Algė Budrytė: Of banks and morality

“I have always been afraid of banks,” US President Andrew Jackson said about two hundred years ago. The phrase has by no means lost its relevance today.
Temos: 1 Algė Budrytė

Banks are among the main culprits in the 2008 global financial crisis. Hardly has the global economy recovered from the post-crisis hungover when we begin to discover even more sins committed by banks over the last five years.

The scandal over suspected LIBOR (London Interbank Offered Rate) manipulations is already dubbed the greatest scandal in the history of banking.

The Economist has estimated that the interest rate dictates the price of financial instruments worth about USD 800 trillion (more than 11 times the annual output of the entire world's economy!), including credit to private and public sectors, derivative financial instruments, and credit cards.

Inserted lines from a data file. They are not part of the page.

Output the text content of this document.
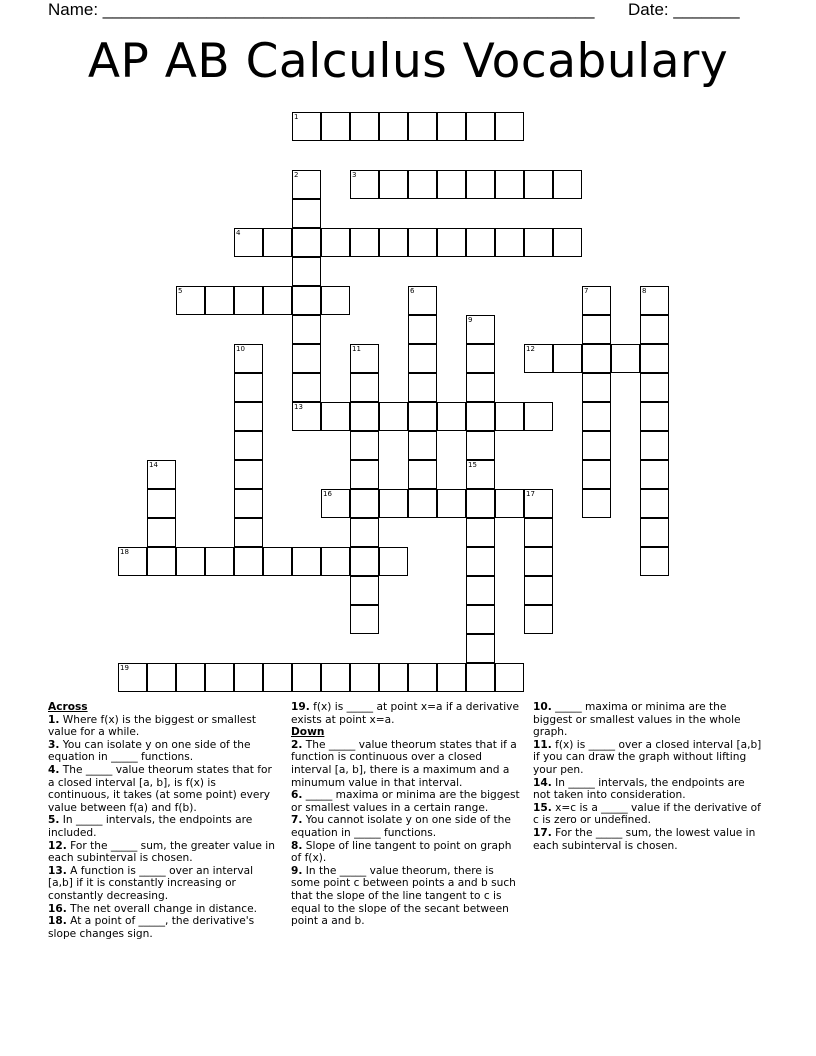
Name: ____________________________________________________ Date: _______
AP AB Calculus Vocabulary
1
3
4
5
12
13
16
18
19
2
6	7	8
9
10	11
14	15
17
Across
1. Where f(x) is the biggest or smallest value for a while.
3. You can isolate y on one side of the equation in _____ functions.
4. The _____ value theorum states that for a closed interval [a, b], is f(x) is continuous, it takes (at some point) every value between f(a) and f(b).
5. In _____ intervals, the endpoints are included.
12. For the _____ sum, the greater value in each subinterval is chosen.
13. A function is _____ over an interval [a,b] if it is constantly increasing or constantly decreasing.
16. The net overall change in distance.
18. At a point of _____, the derivative's slope changes sign.
19. f(x) is _____ at point x=a if a derivative exists at point x=a.
Down
2. The _____ value theorum states that if a function is continuous over a closed interval [a, b], there is a maximum and a minumum value in that interval.
6. _____ maxima or minima are the biggest or smallest values in a certain range.
7. You cannot isolate y on one side of the equation in _____ functions.
8. Slope of line tangent to point on graph of f(x).
9. In the _____ value theorum, there is some point c between points a and b such that the slope of the line tangent to c is equal to the slope of the secant between point a and b.
10. _____ maxima or minima are the biggest or smallest values in the whole graph.
11. f(x) is _____ over a closed interval [a,b] if you can draw the graph without lifting your pen.
14. In _____ intervals, the endpoints are not taken into consideration.
15. x=c is a _____ value if the derivative of c is zero or undefined.
17. For the _____ sum, the lowest value in each subinterval is chosen.
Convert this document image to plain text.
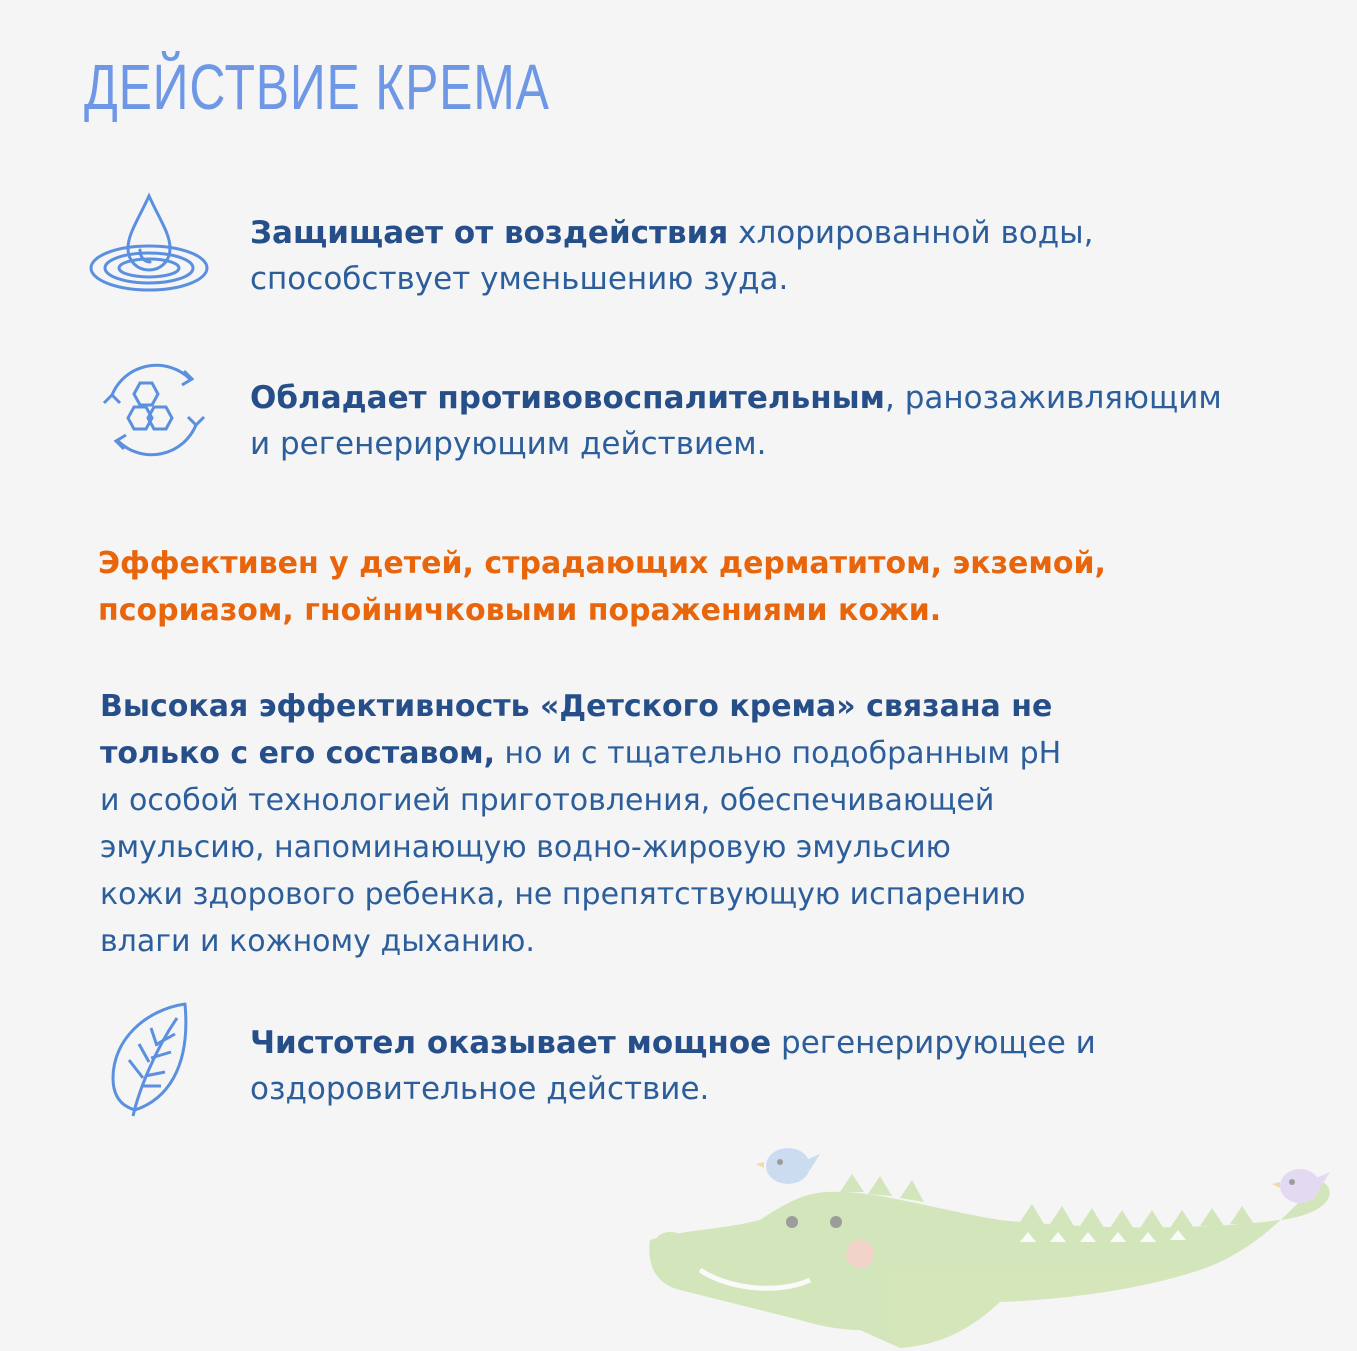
ДЕЙСТВИЕ КРЕМА
Защищает от воздействия хлорированной воды,
способствует уменьшению зуда.
Обладает противовоспалительным, ранозаживляющим
и регенерирующим действием.
Эффективен у детей, страдающих дерматитом, экземой,
псориазом, гнойничковыми поражениями кожи.
Высокая эффективность «Детского крема» связана не
только с его составом, но и с тщательно подобранным pH
и особой технологией приготовления, обеспечивающей
эмульсию, напоминающую водно-жировую эмульсию
кожи здорового ребенка, не препятствующую испарению
влаги и кожному дыханию.
Чистотел оказывает мощное регенерирующее и
оздоровительное действие.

Moreover, the scandal is spreading. After Barclays was punished with a record-breaking fine and had to sack its management, the forgers' suspect list now contains about 20 more of the world's major banks, including Deutche Bank, JP Morgan, Citigroup, Credit Suisse, UBS, and HSBC.

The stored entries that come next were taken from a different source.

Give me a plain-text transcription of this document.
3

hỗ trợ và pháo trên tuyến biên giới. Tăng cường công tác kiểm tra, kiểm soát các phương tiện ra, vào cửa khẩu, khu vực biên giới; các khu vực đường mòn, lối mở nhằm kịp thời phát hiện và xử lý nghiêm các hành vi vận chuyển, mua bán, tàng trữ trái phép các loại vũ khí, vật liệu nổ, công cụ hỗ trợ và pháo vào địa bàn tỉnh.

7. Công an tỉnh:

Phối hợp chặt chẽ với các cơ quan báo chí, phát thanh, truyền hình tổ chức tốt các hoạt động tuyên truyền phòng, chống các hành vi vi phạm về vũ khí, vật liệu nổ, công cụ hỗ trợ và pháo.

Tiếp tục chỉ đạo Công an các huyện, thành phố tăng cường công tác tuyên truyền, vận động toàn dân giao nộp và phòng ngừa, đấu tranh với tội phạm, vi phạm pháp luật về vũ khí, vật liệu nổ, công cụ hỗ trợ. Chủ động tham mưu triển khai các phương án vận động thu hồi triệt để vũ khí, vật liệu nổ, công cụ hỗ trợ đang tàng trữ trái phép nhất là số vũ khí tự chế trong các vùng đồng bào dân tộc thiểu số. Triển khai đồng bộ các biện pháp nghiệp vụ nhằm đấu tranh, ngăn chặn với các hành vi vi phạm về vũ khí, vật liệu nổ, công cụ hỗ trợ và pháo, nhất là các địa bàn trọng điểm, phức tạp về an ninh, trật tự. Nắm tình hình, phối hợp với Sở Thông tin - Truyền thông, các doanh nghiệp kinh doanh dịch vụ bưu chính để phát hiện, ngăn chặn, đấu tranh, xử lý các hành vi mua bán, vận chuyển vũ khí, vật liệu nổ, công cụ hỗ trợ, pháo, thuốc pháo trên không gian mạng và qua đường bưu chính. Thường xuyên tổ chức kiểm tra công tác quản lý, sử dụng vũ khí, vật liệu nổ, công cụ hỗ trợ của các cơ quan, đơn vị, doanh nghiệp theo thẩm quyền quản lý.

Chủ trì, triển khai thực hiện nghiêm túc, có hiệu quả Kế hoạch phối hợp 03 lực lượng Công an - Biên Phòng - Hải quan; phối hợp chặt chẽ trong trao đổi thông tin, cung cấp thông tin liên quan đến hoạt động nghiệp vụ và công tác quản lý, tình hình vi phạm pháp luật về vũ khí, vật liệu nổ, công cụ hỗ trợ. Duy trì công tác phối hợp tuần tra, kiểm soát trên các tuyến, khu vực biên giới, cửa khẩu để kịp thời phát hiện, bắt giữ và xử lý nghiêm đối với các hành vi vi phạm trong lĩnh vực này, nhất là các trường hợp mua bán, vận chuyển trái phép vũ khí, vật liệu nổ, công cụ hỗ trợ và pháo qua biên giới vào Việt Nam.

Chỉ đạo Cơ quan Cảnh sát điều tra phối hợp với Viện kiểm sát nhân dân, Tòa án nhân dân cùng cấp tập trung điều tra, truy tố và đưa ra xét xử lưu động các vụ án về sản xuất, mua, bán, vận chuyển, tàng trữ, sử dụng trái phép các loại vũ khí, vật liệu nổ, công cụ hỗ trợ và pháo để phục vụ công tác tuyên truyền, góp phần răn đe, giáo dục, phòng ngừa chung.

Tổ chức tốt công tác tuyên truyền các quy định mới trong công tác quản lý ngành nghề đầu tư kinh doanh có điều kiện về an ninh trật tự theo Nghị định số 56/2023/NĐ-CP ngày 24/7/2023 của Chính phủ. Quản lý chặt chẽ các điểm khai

Whom can one trust when cheating turns out to be taking place in the centre of global finance, the City of London? When the manipulator is nothing less than Barclays, a bank boasting previously impeccable reputation and 300 years of doing successful business? Even worse – suspicions are that the financial manipulations were known and perhaps even endorsed by banking supervisors, the very institutions charged with ensuring fair practice.

It would be naive to assume that banking regulators are more moral than bankers themselves. We are all humans with human weaknesses and everyone trips every once in a while. The point is to prevent further trampling on morality. Legal acts and regulations in themselves have no power either to create or establish morality. It is important to discover the guilty and punish them, irrespective of which camp they belong to.

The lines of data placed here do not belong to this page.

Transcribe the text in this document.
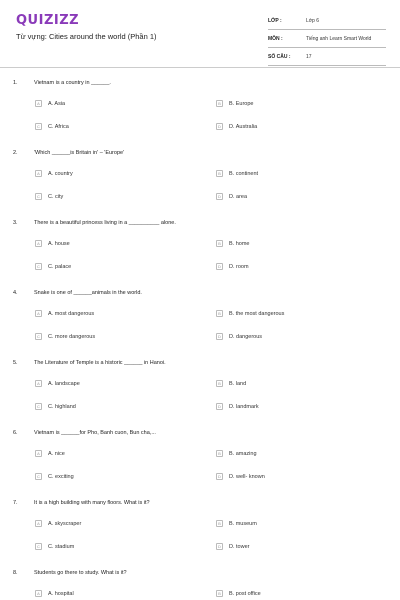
QUIZIZZ
Từ vựng: Cities around the world (Phần 1)
LỚP :	Lớp 6
MÔN :	Tiếng anh Learn Smart World
SỐ CÂU :	17
1.	Vietnam is a country in ______.
A	A. Asia	B	B. Europe
C	C. Africa	D	D. Australia
2.	'Which ______is Britain in' – 'Europe'
A	A. country	B	B. continent
C	C. city	D	D. area
3.	There is a beautiful princess living in a __________ alone.
A	A. house	B	B. home
C	C. palace	D	D. room
4.	Snake is one of ______animals in the world.
A	A. most dangerous	B	B. the most dangerous
C	C. more dangerous	D	D. dangerous
5.	The Literature of Temple is a historic ______ in Hanoi.
A	A. landscape	B	B. land
C	C. highland	D	D. landmark
6.	Vietnam is ______for Pho, Banh cuon, Bun cha,...
A	A. nice	B	B. amazing
C	C. exciting	D	D. well- known
7.	It is a high building with many floors. What is it?
A	A. skyscraper	B	B. museum
C	C. stadium	D	D. tower
8.	Students go there to study. What is it?
A	A. hospital	B	B. post office
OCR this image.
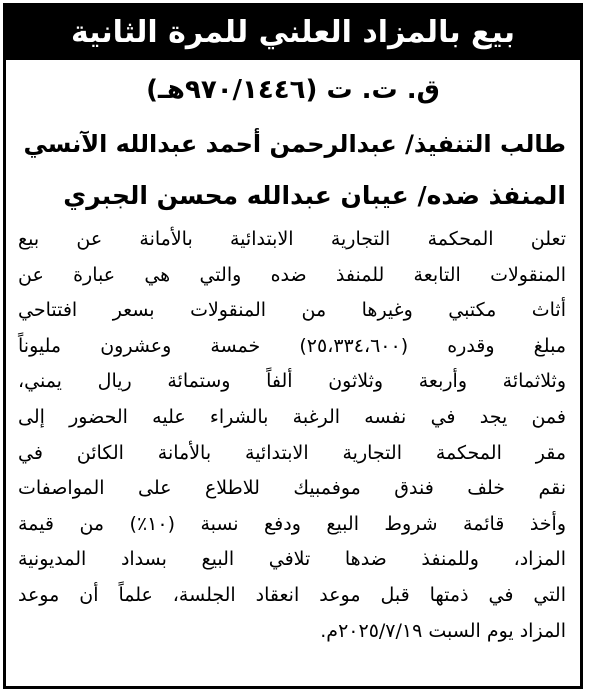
بيع بالمزاد العلني للمرة الثانية
ق. ت. ت (٩٧٠/١٤٤٦هـ)
طالب التنفيذ/ عبدالرحمن أحمد عبدالله الآنسي
المنفذ ضده/ عيبان عبدالله محسن الجبري
تعلن المحكمة التجارية الابتدائية بالأمانة عن بيع
المنقولات التابعة للمنفذ ضده والتي هي عبارة عن
أثاث مكتبي وغيرها من المنقولات بسعر افتتاحي
مبلغ وقدره (٢٥،٣٣٤،٦٠٠) خمسة وعشرون مليوناً
وثلاثمائة وأربعة وثلاثون ألفاً وستمائة ريال يمني،
فمن يجد في نفسه الرغبة بالشراء عليه الحضور إلى
مقر المحكمة التجارية الابتدائية بالأمانة الكائن في
نقم خلف فندق موفمبيك للاطلاع على المواصفات
وأخذ قائمة شروط البيع ودفع نسبة (١٠٪) من قيمة
المزاد، وللمنفذ ضدها تلافي البيع بسداد المديونية
التي في ذمتها قبل موعد انعقاد الجلسة، علماً أن موعد
المزاد يوم السبت ٢٠٢٥/٧/١٩م.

It would be naive to assume that banking regulators are more moral than bankers themselves.

Dishonest practice must not be tolerated. This is the only way to rebuild public trust in the finance sector which cannot properly function without it. And our modern economy is hardly conceivable without a successfully-functioning financial sector.

How is LIBOR scandal relevant to Lithuania?

Unlike mature democracies, we find it much more difficult to defend moral values. What is there to defend if some of those must be built from scratch, having been non-existent during the Soviet times?

This seems to be the task of a much greater importance than eliminating direct damage that we might suffer as a result of trampling with LIBOR rates and international capital markets.

One inescapably draws parallels between the LIBOR scandal and the story of Snoras bank in Lithuania. Thank goodness it has not yet destroyed confidence in banks. The way this story is resolved will show what situation our morals are in right now and whether we can be ascertained that fears about banking are a thing of the past.